Fifty-six adults with chronic insomnia were randomly assigned to 2 mA, alpha-frequency (10 Hz), 30 min active or sham transcranial alternating current stimulation (tACS) applied over the MPC for 10 sessions completed within two weeks, followed by 4- and 6-week visits. The connectivity of the dorsal and ventral posterior cingulate cortex (vPCC) was calculated based on resting functional MRI.

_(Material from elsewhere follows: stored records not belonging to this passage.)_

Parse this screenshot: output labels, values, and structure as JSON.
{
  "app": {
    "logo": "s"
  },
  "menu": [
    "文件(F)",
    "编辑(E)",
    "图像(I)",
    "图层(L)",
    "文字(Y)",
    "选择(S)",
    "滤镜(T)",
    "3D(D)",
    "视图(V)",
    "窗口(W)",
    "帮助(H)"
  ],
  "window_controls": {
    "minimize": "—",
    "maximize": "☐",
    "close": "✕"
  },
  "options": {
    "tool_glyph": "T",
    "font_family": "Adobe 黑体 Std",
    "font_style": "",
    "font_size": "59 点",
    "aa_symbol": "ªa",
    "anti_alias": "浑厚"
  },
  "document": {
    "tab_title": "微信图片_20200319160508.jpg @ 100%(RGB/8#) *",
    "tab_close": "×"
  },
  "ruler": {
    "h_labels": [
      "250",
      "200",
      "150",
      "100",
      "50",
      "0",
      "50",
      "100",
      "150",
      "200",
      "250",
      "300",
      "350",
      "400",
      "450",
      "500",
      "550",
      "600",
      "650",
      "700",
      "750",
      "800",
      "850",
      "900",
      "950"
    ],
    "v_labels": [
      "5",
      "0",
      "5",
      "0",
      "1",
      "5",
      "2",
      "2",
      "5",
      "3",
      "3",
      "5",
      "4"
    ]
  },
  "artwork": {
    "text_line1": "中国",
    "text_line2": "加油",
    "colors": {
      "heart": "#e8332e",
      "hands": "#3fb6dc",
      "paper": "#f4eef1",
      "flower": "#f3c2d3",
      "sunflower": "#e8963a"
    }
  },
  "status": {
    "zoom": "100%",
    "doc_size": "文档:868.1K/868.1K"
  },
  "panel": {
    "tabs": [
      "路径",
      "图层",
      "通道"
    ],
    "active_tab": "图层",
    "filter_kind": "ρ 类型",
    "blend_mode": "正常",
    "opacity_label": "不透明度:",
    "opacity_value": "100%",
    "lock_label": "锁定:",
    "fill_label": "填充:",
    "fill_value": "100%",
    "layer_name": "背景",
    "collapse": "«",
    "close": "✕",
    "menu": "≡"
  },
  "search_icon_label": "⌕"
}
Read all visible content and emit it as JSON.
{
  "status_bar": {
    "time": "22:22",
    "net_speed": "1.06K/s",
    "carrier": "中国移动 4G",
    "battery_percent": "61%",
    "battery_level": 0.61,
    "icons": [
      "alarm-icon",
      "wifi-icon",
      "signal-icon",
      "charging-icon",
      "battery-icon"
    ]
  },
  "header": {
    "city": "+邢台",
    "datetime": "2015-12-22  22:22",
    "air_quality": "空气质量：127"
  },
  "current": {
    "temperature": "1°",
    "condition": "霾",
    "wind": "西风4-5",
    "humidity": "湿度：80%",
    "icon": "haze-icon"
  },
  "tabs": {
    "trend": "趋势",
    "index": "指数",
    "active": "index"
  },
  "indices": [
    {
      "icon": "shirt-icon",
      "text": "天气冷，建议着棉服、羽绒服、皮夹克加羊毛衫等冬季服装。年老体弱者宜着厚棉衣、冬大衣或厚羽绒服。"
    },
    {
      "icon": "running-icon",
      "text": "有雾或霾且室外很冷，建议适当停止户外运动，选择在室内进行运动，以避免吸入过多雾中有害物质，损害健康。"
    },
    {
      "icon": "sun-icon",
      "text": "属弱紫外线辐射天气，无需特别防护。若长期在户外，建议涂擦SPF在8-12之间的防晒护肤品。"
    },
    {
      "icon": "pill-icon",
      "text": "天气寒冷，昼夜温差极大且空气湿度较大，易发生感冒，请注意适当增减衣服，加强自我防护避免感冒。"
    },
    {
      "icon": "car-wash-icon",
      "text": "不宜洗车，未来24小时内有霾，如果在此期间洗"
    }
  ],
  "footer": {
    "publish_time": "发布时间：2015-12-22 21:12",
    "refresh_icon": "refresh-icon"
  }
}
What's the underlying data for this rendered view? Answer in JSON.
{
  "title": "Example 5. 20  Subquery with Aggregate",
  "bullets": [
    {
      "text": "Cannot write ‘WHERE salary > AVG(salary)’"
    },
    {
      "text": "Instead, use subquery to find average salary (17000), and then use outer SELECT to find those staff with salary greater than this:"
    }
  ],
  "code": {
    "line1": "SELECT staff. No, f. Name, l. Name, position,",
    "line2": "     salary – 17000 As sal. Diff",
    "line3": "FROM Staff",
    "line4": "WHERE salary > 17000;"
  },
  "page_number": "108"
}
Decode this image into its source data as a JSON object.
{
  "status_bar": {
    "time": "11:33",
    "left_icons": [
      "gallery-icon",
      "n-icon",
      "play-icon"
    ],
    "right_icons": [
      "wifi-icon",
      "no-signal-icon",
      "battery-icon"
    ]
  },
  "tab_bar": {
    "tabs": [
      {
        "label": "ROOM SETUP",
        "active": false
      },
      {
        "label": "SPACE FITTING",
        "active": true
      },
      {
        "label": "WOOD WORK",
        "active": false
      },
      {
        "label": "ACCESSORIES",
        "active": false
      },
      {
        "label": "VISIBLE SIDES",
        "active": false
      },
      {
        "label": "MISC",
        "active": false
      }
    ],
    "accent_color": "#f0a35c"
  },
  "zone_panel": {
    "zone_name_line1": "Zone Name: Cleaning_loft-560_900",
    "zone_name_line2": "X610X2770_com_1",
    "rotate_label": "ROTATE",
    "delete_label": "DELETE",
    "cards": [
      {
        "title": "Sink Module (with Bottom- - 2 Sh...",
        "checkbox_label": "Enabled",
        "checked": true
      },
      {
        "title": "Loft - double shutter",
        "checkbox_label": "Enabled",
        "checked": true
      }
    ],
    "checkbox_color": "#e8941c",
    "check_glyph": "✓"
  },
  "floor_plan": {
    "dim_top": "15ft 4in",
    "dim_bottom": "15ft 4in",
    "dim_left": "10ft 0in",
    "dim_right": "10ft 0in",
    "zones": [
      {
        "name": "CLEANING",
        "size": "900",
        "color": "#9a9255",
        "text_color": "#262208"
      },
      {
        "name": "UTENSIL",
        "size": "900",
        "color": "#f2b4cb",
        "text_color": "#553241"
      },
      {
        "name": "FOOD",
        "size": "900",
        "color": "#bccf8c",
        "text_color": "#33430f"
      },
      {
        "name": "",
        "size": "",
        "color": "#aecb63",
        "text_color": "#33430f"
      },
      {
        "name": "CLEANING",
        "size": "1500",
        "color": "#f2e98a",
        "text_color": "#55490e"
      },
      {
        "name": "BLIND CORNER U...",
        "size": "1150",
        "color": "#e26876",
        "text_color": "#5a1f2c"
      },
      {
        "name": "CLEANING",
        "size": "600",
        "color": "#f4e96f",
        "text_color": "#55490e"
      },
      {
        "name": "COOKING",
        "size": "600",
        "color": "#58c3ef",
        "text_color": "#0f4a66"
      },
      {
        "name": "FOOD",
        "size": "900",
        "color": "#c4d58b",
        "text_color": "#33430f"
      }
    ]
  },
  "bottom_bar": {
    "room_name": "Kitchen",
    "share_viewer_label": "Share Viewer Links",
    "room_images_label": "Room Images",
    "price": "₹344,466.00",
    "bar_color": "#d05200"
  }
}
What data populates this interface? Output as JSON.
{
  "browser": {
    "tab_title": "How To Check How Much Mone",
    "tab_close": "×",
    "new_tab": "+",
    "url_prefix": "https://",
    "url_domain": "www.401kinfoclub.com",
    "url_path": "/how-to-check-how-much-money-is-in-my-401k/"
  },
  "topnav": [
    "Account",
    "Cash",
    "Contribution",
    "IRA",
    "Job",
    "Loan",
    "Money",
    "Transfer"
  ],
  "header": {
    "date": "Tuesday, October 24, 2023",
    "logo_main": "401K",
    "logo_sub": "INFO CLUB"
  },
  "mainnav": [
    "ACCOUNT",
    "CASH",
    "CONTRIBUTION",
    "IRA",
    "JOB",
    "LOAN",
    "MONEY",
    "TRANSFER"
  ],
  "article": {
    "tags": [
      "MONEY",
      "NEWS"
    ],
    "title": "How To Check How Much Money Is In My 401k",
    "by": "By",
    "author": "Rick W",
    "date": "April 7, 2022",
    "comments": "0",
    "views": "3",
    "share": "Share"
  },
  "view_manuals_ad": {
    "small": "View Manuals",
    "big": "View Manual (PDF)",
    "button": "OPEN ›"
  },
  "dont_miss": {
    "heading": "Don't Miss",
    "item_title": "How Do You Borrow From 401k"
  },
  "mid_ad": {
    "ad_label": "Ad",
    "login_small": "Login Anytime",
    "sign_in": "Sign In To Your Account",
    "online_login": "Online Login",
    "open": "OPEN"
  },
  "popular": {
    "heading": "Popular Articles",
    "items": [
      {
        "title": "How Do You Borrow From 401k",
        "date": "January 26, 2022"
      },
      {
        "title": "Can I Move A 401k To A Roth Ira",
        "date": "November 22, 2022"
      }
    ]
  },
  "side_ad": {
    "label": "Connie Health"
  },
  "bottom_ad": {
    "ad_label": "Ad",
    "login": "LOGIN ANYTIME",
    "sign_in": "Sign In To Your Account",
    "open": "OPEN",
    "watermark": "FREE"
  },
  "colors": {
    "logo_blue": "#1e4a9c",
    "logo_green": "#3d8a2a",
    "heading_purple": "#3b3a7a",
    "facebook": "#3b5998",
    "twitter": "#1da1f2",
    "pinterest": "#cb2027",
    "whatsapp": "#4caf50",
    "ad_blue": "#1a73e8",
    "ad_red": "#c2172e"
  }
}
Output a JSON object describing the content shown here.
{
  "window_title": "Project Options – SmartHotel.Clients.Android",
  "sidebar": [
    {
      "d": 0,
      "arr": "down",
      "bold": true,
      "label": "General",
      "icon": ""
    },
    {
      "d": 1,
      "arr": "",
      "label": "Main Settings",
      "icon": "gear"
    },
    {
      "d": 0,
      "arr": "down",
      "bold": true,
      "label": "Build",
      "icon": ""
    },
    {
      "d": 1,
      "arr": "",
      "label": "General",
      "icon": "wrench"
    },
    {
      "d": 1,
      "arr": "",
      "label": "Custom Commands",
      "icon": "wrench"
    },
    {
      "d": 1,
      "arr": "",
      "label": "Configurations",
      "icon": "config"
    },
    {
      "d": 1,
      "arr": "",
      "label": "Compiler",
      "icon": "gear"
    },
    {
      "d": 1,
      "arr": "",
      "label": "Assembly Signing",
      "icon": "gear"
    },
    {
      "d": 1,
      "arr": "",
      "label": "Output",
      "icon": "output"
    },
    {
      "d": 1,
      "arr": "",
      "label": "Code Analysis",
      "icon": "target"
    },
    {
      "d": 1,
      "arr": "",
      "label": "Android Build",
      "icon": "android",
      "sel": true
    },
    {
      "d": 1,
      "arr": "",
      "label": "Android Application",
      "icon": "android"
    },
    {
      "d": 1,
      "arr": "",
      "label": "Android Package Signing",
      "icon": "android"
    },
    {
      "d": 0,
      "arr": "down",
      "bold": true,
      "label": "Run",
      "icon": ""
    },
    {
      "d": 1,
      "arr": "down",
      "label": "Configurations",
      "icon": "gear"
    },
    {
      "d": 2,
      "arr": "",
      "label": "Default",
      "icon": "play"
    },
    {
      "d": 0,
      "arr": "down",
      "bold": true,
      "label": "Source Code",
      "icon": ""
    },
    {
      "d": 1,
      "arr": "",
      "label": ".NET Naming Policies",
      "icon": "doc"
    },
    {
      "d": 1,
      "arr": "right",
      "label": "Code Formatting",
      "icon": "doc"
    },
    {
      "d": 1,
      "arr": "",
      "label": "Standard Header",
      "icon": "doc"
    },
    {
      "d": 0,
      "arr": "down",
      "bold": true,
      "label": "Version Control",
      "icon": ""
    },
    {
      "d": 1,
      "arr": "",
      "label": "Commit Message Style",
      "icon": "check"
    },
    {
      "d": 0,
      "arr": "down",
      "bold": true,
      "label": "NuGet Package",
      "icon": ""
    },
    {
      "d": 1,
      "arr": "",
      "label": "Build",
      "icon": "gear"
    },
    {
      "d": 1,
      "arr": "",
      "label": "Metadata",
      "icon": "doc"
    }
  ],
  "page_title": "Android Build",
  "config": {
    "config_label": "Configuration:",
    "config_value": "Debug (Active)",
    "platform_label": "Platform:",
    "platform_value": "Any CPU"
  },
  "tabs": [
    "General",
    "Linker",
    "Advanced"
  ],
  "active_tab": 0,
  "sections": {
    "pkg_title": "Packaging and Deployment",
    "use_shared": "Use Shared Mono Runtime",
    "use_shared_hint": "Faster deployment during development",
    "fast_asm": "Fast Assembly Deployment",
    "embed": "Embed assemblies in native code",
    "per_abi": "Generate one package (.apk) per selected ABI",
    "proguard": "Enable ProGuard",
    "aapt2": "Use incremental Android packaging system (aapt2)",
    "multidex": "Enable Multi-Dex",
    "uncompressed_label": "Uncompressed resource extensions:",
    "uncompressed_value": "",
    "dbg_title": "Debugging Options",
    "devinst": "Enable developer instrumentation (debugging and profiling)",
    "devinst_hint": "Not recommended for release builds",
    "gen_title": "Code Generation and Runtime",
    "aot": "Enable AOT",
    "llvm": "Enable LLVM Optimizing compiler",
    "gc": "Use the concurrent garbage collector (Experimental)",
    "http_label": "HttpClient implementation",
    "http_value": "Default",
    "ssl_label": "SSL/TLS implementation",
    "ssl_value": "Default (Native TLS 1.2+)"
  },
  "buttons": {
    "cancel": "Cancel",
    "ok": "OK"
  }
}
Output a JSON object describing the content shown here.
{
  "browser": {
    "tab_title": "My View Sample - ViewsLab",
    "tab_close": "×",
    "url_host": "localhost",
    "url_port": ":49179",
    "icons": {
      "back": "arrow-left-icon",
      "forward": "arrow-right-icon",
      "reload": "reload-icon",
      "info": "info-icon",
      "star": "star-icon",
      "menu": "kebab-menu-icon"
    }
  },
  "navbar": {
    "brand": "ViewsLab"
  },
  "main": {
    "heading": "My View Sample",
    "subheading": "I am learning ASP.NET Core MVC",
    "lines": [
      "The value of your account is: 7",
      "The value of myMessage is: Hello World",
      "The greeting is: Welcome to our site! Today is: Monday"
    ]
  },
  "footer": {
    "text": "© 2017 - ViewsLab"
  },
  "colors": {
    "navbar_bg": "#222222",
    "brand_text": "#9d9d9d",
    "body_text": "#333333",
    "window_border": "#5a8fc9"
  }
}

For the primary outcome, the active group showed a higher response rate (≥ 50% reduction in Pittsburgh Sleep Quality Index (PSQI)) at week 6 than that of the sham group (71.4% versus 3.6%) (risk ratio 20.0, 95% confidence interval 2.9 to 139.0, p = 0.0025). For the secondary outcomes, the active therapy induced greater and sustained improvements (versus sham) in the PSQI, depression (17-item Hamilton Depression Rating Scale), anxiety (Hamilton Anxiety Rating Scale), and cognitive deficits (Perceived Deficits Questionnaire-Depression) scores. The response rates in the active group decreased at weeks 8–14 (42.9%–57.1%). Improvement in sleep was associated with connectivity between the vPCC and the superior frontal gyrus and the inferior parietal lobe, whereas vPCC-to-middle frontal gyrus connectivity was associated with cognitive benefits and vPCC-to-ventromedial prefrontal cortex connectivity was associated with alleviation in rumination.

Targeting the MPC with alpha-tACS appears to be an effective treatment for chronic insomnia, and vPCC connectivity represents a prognostic marker of treatment outcome.